早速ですが、「拱手傍観(きょうしゅぼうかん)」という四字熟語が何となく気に掛かっています。「拱手傍観」の意味は、「事に際し、腕を組んでわきで見ているだけで何もしないこと」〔『広辞苑』第七版〕です。何となく気に掛かる四字熟語だ、と思っています。
「拱手(きょうしゅ)」の意味は、以下引用の通りです〔なお、「拱手」を「こうしゅ」と読むのは慣用読み、とのことです。つまり、本来の読み方は「きようしゅ」だということです〕。
〔以下、抜萃して引用させて頂きました。用例中の、見出し語を表す記号( ー )は、ひらがな表記に変えさせて頂きました。ルビ、下線は引用者です。〕
『広辞苑』第七版
きょうしゅ【拱手】
(コウシュは慣用読み)
1 中国で敬礼の一つ。両手を組み合わせて胸元で上下す
ること。
2 手を組んで何もせずにいること。袖手(しゅうし
ゅ)。
⇒ きょうしゅぼうかん【拱手傍観】
漢語「拱手」を和語に代えるなら「手を拱く」でしょう。
さてここで、「拱く」の読み方ですが、「こまねく」「こまぬく」の二通りあるようです。私は「こまねく」と思っていたのでしたが、「こまねく」は、コマヌクの訛〔『広辞苑』第七版〕、「こまぬく」の音変化〔『デジタル大辞泉』〕、「こまぬく」の転〔『明鏡国語辞典』第二版〕などと国語辞典にはあります。つまり、本来の読み方は「こまぬく」とのことです。各辞典の見出し語の読み方の基本は「こまぬく」となっています。ただし、現在は ‟「こまねく」が多く使用される”、‟「こまねく」が一般的” などと説明されています。
『広辞苑』第七版
こまぬく【拱く】
《他五》
左右の手を胸の前で組み合わせる。腕を組む。転じて、何もしないで見ている。傍観する。「腕をこまぬく」「手をこまぬく」
△ 近年、音変化した「こまねく」が多く使用される。
『明鏡国語辞典』第二版
こまねく【拱く】
〔他五〕
腕組みをする。

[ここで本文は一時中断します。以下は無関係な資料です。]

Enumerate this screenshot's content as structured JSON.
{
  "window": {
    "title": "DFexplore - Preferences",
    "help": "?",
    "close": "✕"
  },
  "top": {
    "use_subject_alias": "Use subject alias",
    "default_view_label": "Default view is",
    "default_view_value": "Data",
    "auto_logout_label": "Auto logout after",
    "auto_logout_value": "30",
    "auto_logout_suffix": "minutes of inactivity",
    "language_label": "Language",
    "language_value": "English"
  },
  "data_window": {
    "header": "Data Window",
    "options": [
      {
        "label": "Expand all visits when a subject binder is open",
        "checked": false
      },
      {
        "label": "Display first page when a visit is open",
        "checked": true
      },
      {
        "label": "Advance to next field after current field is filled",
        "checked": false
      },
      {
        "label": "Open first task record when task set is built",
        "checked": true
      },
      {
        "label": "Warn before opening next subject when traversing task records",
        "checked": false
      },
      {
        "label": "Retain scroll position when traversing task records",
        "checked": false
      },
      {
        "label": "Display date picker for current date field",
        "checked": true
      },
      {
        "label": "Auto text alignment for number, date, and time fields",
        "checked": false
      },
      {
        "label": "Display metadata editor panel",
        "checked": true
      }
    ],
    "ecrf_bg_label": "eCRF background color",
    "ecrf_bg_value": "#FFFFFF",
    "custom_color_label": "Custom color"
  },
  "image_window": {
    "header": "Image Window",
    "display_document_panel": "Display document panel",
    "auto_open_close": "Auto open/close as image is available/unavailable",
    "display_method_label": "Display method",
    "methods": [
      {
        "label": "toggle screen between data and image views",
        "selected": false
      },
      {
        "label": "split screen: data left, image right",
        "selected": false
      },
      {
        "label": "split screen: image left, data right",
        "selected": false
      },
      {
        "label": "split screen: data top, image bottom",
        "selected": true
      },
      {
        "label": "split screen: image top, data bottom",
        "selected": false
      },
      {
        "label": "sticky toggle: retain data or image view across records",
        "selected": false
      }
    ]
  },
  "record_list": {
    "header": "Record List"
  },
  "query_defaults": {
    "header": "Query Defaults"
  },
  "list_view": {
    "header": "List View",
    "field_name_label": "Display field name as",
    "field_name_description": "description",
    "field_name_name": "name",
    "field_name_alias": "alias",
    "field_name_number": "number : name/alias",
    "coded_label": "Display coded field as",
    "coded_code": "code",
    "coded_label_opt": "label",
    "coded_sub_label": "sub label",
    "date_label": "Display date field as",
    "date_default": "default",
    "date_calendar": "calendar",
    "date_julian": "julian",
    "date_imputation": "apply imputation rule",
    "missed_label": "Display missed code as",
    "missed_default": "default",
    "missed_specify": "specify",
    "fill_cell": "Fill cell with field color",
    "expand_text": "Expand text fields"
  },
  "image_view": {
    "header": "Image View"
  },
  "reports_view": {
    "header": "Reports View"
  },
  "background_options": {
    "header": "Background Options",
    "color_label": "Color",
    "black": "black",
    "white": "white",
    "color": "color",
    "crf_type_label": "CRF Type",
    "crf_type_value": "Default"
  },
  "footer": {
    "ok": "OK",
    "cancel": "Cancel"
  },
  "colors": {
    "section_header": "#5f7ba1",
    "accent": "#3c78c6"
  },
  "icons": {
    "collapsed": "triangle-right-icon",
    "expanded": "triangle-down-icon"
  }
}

こまぬく。
「手をこまねく(=何もしないで傍観する)」
▲「こまぬく」の転。現在は「こまねく」が一般的。
『広辞苑』第七版
きょうしゅぼうかん【拱手傍観】
事に際し、腕を組んでわきで見ているだけで何もしないこと。
「拱く」については、現在における一般的な読み方をしていた者ですが、しかし読み方の問題ではなく、私にとって「手を拱く」とか「拱手傍観」という言葉は、我が事のような気がして忸怩たる思いが募ります。